Course Atlas (education)
From Wikipedia, the free encyclopedia
A course atlas is an online repository created to address the need to aggregate and share a database of credit and noncredit courses offered by one to many educational providers across a state, region, country or around the world to facilitate course planning. Courses listed in the course atlas reflect the availability of what educational providers offer the public or to their private constituents.
[edit] Background
The term course atlas was coined by AcademyOne as a means to describe an online repository built to aggregate, store and enable online searches to support a range of needs such as curriculum alignment, transfer evaluation, cross registration, dual enrollment, study abroad, online registration and course planning.
Historically, colleges, universities, career schools, adult education centers, corporate universities and other educational providers publish course catalogs and listings in a variety of formats. The course atlas combines course listings from individual providers into a single, searchable and maintainable electronic repository abstracting the differences in format to make it easier to search and compare course attributes.
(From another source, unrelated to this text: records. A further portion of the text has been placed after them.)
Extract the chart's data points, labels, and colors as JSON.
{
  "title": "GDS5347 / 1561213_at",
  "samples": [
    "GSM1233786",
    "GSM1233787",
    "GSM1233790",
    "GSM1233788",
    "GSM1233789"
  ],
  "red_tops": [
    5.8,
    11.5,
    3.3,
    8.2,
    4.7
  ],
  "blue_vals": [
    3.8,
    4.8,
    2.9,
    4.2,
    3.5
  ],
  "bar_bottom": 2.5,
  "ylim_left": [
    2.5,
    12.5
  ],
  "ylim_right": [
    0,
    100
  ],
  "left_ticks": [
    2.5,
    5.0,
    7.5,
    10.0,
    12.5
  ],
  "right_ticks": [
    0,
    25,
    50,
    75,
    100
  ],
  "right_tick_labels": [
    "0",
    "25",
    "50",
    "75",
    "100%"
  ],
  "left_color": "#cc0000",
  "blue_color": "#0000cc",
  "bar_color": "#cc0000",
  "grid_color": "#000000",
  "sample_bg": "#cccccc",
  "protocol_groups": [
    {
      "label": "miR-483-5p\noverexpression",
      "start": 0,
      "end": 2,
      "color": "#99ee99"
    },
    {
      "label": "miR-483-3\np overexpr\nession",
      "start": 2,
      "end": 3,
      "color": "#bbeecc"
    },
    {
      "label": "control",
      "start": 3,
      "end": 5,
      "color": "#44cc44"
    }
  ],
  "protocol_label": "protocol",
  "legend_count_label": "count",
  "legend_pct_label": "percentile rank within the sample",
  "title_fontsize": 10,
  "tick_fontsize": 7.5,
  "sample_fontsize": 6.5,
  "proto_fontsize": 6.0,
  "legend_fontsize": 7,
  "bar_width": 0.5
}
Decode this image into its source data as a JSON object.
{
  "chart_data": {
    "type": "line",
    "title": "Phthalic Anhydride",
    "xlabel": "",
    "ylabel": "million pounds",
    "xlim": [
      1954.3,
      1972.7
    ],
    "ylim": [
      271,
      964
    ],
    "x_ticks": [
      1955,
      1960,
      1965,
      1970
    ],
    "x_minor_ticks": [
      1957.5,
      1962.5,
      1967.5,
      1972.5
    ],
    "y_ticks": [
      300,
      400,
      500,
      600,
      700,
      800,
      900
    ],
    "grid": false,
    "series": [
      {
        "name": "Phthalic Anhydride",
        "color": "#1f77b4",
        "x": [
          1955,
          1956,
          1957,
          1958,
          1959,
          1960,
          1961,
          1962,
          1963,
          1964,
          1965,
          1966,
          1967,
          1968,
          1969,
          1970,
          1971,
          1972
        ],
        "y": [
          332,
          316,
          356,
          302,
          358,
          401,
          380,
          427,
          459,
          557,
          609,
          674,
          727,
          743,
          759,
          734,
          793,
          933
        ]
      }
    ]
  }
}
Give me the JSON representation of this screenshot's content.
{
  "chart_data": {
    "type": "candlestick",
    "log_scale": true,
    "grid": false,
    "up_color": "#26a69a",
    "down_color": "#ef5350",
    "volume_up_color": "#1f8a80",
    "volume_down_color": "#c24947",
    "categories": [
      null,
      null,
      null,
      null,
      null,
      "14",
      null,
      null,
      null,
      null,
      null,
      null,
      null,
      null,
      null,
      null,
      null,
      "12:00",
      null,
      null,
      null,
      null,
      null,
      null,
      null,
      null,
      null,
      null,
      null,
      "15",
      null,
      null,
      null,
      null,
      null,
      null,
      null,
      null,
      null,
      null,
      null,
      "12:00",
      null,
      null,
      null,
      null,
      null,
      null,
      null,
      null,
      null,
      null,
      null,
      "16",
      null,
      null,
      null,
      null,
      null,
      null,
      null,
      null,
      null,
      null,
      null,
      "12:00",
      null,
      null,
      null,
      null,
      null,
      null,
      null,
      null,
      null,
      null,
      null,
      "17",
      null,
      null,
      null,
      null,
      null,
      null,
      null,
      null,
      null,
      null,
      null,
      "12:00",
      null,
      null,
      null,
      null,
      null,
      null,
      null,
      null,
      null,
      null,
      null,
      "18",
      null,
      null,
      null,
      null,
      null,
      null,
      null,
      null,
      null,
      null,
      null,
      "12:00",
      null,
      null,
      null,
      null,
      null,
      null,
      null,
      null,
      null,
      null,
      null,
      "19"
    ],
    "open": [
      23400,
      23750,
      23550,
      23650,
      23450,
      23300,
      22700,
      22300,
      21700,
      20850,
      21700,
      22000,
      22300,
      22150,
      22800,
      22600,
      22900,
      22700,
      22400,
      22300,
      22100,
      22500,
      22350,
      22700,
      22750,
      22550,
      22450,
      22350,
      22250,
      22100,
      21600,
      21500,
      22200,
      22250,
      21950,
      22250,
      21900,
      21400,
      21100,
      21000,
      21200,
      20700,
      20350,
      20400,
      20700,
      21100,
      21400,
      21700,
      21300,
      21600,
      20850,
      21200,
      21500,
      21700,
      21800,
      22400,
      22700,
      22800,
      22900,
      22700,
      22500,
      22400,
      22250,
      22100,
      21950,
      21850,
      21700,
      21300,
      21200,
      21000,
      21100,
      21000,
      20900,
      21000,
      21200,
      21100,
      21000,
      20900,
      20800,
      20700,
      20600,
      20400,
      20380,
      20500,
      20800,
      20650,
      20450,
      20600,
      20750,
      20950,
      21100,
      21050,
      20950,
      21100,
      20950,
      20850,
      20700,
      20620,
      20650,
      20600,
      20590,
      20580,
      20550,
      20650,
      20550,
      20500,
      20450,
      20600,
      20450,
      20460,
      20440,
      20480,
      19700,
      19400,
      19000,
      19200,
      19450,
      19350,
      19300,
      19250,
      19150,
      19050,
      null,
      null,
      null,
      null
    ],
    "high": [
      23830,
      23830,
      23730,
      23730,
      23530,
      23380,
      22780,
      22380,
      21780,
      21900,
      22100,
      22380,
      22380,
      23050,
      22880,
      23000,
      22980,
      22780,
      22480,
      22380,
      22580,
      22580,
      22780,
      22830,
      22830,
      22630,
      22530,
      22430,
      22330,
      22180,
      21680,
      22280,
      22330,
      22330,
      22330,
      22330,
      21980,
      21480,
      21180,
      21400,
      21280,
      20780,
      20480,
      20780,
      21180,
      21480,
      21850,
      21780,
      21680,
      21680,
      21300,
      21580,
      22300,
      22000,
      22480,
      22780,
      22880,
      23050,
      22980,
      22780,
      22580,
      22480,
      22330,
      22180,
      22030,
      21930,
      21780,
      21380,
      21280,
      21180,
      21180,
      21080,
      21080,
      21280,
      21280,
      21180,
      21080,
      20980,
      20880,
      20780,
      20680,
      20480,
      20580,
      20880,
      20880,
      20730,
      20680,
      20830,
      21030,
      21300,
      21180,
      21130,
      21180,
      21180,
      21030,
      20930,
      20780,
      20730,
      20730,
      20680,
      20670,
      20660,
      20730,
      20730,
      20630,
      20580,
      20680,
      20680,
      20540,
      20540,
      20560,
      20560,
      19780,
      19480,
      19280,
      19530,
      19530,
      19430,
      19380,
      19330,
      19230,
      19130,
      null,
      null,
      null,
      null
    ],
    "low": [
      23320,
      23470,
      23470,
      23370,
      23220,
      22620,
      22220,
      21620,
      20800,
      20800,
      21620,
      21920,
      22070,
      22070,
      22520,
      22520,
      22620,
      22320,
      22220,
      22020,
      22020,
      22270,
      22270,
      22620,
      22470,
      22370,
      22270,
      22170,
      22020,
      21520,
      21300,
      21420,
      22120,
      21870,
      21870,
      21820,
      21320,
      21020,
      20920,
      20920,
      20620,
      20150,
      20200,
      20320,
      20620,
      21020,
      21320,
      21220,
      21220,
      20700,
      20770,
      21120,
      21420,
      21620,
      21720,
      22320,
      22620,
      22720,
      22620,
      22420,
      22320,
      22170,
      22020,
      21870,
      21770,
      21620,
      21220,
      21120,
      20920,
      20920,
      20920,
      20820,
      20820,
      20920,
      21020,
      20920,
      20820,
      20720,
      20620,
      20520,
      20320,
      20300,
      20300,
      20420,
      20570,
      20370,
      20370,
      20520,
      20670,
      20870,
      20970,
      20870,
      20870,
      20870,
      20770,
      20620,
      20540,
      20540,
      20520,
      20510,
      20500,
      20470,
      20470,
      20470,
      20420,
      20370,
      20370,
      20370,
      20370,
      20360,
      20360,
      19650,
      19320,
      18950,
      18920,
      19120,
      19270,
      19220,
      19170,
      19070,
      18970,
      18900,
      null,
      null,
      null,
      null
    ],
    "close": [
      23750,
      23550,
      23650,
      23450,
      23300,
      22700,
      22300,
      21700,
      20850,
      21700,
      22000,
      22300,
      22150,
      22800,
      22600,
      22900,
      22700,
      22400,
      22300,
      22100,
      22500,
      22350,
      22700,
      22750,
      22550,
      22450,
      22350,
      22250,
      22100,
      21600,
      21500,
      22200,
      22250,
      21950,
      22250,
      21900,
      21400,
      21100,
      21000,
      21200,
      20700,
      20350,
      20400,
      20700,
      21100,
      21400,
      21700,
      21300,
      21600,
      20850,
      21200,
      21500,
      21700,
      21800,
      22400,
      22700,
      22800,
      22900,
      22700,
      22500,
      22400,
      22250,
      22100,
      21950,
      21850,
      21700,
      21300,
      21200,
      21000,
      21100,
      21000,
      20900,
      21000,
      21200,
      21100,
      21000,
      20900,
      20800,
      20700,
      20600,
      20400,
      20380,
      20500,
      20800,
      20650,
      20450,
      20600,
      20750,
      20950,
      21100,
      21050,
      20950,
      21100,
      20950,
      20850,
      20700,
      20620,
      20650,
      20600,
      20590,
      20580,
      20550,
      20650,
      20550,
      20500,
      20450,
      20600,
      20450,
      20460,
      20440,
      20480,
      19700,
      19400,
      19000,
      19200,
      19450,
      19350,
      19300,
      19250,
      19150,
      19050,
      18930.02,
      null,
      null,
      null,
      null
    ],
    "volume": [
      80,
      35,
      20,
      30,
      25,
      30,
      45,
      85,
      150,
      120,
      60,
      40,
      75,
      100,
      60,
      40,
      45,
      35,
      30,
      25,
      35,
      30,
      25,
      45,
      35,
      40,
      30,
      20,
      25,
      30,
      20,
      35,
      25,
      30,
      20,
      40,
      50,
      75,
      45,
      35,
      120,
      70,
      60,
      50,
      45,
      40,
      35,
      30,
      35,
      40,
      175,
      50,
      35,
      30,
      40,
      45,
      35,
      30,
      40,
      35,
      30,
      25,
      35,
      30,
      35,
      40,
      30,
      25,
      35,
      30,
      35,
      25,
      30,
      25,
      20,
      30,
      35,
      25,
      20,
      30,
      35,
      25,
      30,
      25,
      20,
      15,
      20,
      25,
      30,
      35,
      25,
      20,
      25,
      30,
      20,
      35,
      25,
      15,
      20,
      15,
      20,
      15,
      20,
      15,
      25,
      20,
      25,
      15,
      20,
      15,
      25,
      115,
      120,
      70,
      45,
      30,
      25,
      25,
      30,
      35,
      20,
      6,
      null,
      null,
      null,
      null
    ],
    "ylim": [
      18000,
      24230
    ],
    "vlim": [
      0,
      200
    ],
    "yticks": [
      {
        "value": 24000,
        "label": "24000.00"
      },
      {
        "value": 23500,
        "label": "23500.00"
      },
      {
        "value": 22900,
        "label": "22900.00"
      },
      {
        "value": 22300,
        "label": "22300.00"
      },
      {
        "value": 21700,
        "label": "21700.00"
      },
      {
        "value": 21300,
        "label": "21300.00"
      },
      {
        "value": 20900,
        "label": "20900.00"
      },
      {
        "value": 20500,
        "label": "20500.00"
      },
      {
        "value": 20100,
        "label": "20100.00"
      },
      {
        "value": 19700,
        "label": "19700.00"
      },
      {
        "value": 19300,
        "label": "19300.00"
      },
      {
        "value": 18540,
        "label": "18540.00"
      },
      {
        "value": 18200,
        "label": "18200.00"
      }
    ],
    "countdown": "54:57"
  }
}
Educational providers also advertise their course offerings online through a variety of formats and systems. A course atlas allows students, faculty, advisors and other interested parties to search the course atlas repository to find courses they may enroll in satisfying program requirements or interests. The course atlas also enables educational providers to denote course objectives, syllabi, learning outcomes, expected competencies and attributes defining the course, such as title, cost, location, method of instruction, length of instruction, meeting times, pre-requisities, co-requisites, number of credits to be awarded and other descriptive elements.
The National Course Atlas[1], published by AcademyOne is one of the first examples of an aggregated course repository established in the United States used to support course planning spanning multiple educational providers. The National Course Atlas is used by government agencies, research centers, higher education, institutions, employers, workforce development organizations and academic advisors in a range of capacities to help facilitate student enrollment and course planning that may or may not lead to a formal credential.